Interpretive Summary: Biodiesel is an alternative to petroleum-derived diesel fuel. While biodiesel fuel is usually produced from vegetable oils, such as soybean oil, or other feedstocks, such as animal fats and waste frying oils, in recent years, oils made from algae have been gaining interest as potential sources. The biodiesel derived from algal oils has been beset, however, with problems related to fuel properties. This work now describes a novel approach to improving the fuel properties of biodiesel from algal oils by bleaching the fuel. The bleaching process removes components from the biodiesel that negatively impact fuel properties. As a result, the bleached biodiesel fuel has improved cold flow and combustion properties as indicated by the higher cetane number, which is a measure of diesel fuel ignition. This approach may prove useful for improving the properties of other biodiesel fuels derived from algal oils.

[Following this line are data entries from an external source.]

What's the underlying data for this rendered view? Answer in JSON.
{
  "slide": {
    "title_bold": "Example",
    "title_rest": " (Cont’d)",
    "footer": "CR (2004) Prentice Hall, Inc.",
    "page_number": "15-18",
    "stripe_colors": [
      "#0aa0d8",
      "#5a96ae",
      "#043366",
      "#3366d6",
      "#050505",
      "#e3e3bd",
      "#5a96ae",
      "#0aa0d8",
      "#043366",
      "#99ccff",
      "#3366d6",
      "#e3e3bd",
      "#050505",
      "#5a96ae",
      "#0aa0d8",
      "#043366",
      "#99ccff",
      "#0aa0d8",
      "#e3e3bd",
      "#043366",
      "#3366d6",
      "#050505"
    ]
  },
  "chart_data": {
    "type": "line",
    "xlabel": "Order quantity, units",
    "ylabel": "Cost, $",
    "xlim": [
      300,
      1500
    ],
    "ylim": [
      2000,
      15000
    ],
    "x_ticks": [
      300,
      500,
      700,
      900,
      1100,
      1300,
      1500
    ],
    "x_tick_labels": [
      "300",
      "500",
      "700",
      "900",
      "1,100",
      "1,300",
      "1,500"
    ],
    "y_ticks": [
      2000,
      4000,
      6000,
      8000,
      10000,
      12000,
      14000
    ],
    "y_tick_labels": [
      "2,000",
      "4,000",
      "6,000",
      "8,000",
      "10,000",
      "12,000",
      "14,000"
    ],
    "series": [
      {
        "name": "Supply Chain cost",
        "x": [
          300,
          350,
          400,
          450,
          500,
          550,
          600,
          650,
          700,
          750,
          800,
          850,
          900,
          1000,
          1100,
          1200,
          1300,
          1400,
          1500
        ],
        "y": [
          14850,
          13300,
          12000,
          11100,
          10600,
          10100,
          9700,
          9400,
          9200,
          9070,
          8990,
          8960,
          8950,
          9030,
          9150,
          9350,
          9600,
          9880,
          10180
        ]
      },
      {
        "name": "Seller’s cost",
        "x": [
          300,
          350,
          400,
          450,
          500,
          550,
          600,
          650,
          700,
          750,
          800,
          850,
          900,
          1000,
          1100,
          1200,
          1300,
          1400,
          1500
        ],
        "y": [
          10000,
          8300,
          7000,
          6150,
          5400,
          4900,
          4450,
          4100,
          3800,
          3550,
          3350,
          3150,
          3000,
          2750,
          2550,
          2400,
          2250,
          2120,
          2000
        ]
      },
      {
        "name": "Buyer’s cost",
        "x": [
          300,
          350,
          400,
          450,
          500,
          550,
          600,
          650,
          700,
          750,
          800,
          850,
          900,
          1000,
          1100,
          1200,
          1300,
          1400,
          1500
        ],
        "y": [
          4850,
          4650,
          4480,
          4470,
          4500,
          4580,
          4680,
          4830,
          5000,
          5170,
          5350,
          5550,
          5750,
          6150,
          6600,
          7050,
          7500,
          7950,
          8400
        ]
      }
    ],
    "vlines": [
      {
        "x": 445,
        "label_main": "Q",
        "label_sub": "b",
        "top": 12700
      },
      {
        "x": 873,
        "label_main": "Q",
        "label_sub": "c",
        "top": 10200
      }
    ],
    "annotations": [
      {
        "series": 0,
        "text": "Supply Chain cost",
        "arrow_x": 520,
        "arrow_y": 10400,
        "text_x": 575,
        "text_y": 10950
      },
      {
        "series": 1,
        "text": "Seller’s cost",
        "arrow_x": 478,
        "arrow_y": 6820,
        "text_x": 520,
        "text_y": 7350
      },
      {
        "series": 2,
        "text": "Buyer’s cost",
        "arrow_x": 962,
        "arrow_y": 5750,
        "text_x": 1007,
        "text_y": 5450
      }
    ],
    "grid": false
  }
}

Technical Abstract: Results from the comprehensive fuel testing according to the American Society for Testing and Materials International (ASTM) standards of an alkenone-free and decolorized biodiesel produced from the industrially grown marine microalgae Isochrysis sp. are presented. Fatty acid methyl ester (FAME) profiles of the non-decolorized and subsequently decolorized biodiesel fuels were nearly identical, yet the fuel properties were remarkably different. Significant positive impacts on the cetane number, kinematic viscosity, and lubricity were observed, indicating a potential deleterious effect of pigments like chlorophylls and pheophytins on these fuel properties. The decolorization process using montmorillonite K10 gave an average 90% mass recovery, and allowed for an otherwise unobtainable cloud point determination. Oxidative stability of the decolorized Isochrysis biodiesel remained well below the minimum prescribed in biodiesel standards due to elevated content of highly polyunsaturated fatty acids, however other values were in the range of those prescribed in the ASTM standards. Overall, decolorization improved the fuel properties of biodiesel from Isochrysis and may provide a path toward improved biodiesel fuels from other algal species.